The bad news for FalconsStor is it lost $3.2 million last quarter. If there is good news, it’s that its new FreeStor software is picking up OEM and managed service provider (MSP) customers and selling way ahead of last year. But the really bad news is, the software vendor is down to $11.4 million in cash and needs to turn its fortunes around in a hurry to survive.

On Wednesday, FalconStor reported $7.4 million in revenue last quarter compared to $8.7 million a year ago and $9.4 million the last quarter of 2015. Executives blame the decrease on a sharp drop in sales of legacy products that were on the market before FreeStor.
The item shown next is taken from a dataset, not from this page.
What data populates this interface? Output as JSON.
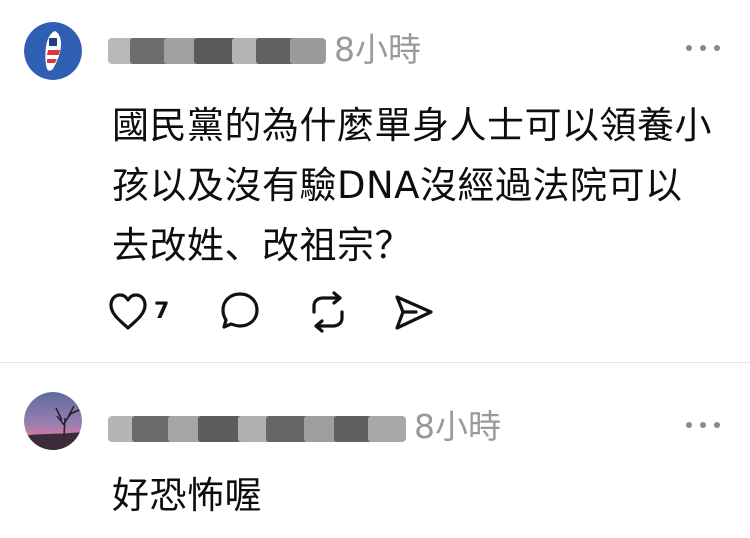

CEO Gary Quinn said FalconStor sold three times as much FreeStor through MSPs last quarter than it did all of 2015, and enterprise subscription licensing in the quarter was nearly half of the 2015 total. FalconStor lists Volkswagen in Poland, Sunrise Communications in China and Petrofac in the U.K. among its FreeStor enterprise customers although most of the revenue has come from international MSPs such as Hitachi Systems in Japan, Blue Chip in the U.K. and LG CNS in South Korea. FreeStor OEMs include array vendors X-IO and Kaminario, backup appliance vendor Synerway and subsystems vendor Rorke Data, but that business relies on the partners’ success.

“There was a decline in our legacy business. Many storage companies are experiencing that now,” FalconStor CFO Lou Petrucelly said. “That’s not an excuse, but it’s the reality.”

Petrucelly admitted the financials must improve, but said “We feel confident that our new product can work, and that gives us the gas to move forward.”

FalconStor launched FreeStor storage virtualization and data protection software in February, 2015. The platform combines data migration, continuous availability, protection and recovery, and inline data deduplication. FalconStor added predictive analytics to FreeStor this month for capacity planning, service-level management and storage health monitoring.

Quinn said FalconStor’s internal forecast called for about $9 million to $10 million in revenue for the quarter, and it came up about because of around $1.5 million to $2 million of late orders. “We still have that business, it wasn’t lost,” Quinn said. “We would have been close to break even for the quarter. If we can bounce back [this quarter] and show positive cash results, that will go a long way towards saying we just hit a bump in the road or stepped in a hole.”

Quinn said the primary use cases so far for Freestor has been backup as a service and disaster recovery as a service. That gives FalconStor hope that FalconStor can pick up steam if businesses move to the cloud in droves.

Quinn said reaction to the technology has been good, but FalconStor is still battling reputation problems from several years back, especially in the United States.

“Our U.S. presence has been diminished, and a lot of that is due to the history of the company,” he said. “Something went on between FalconStor and the marketplace, and we just have had a difficult task getting traction.”